EFE.
Barcelona
El presidente catalán y primer secretario del PSC, José Montilla, se comproemtió ayer a que, «allí en donde se tomen decisiones que afecten a los intereses de Cataluña», el PSC estará con «voz propia y autónoma» convirtiéndose en su «portavoz más leal y exigente». Así lo dijo en su informe de gestión ante los más de 1.200 delegados del congreso del PSC, Montilla, quien es favorable a que el partido no renuncie a tener grupo propio en la Cámara Baja, pero es contrario a que ahora se lleve a cabo esta cuestión.
El informe de Montilla fue aprobado con el apoyo unánime de los delegados. Mientras, el vicesecretario general del PSOE, José Blanco, defendió en el cónclave de los socialistas catalanes la pluralidad linguística de España. En su intervención y tras hacer gala de su bilingüismo hablando en gallego, Blanco aseguró que nadie podrá contar con el PSOE para crear un problema linguistico.
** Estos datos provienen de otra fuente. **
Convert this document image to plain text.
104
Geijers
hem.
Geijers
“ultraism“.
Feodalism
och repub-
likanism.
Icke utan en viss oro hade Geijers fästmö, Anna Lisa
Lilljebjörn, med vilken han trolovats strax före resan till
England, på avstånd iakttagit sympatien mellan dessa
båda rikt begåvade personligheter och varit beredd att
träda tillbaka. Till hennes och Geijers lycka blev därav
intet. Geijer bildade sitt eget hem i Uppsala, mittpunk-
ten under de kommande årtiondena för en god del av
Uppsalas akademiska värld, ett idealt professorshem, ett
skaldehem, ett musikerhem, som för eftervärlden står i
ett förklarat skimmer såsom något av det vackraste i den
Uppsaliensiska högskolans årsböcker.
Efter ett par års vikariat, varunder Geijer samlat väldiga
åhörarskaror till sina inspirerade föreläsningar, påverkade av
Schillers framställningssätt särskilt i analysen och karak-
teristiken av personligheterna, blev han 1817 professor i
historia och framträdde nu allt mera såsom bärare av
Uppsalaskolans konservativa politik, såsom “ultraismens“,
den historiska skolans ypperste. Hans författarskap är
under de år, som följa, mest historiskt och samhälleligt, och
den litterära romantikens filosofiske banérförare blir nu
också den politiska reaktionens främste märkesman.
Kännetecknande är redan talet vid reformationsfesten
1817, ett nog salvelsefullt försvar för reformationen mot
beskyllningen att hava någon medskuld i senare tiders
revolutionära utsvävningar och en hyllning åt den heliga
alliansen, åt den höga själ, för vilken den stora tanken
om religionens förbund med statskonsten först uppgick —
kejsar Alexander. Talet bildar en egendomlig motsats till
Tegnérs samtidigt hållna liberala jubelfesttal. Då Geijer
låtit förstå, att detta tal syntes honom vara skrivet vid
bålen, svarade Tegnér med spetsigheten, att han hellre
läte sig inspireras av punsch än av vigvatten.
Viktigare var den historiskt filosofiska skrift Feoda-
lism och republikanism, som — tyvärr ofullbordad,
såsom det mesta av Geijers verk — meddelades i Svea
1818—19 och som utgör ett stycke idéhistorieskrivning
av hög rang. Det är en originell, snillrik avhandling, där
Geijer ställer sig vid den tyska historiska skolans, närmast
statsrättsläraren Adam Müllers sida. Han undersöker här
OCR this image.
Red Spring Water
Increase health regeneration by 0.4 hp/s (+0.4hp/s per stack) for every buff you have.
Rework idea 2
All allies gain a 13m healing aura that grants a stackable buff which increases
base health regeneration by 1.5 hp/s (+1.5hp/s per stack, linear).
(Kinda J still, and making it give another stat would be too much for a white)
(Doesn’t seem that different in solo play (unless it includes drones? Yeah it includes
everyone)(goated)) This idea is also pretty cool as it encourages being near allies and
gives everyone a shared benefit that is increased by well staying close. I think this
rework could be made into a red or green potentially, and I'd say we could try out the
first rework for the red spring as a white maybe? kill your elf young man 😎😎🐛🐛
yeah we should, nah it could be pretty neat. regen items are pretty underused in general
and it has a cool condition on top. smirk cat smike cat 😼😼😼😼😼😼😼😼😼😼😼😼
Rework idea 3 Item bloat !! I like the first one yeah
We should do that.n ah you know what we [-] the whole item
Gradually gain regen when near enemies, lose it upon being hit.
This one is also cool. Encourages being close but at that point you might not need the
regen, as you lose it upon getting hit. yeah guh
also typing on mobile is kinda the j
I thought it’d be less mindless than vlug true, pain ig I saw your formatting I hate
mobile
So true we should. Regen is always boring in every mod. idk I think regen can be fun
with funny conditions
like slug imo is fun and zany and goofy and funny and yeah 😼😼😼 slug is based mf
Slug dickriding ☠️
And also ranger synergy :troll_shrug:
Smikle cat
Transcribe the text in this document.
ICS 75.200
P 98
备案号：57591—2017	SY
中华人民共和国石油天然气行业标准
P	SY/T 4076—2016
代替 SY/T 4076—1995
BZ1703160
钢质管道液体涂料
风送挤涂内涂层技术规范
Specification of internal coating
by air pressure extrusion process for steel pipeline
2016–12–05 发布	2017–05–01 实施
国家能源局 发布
Además prometió que se cumplirán las previsiones estatutarias en materia de financiación autonómica, después de que el tripartito catalán tachase de decepcionante la propuesta de Solbes.
Mientras, en Badajoz, el secretario general saliente del PSOE extremeño, Juan Carlos Rodríguez Ibarra advirtió a los suyos de que la diversidad de un partido no sólo debe estar en la foto. En este sentido expresó su preocupación porque las fotos de las nuevas direcciones socialistass no hay diversidad de opiniones y todo se reduce a un discurso homogéneo. Además criticó que los equipos se hagan a base de amigos. En una andanada a los socialistas catalanes, Ibarra añadió que le averguenzan los «ricos segregacionista que tiene escuelas solo para inmigrantses». Leire Pajín zanjó la polémica con el viejo león extremeño al decir que es el compañero que más admira.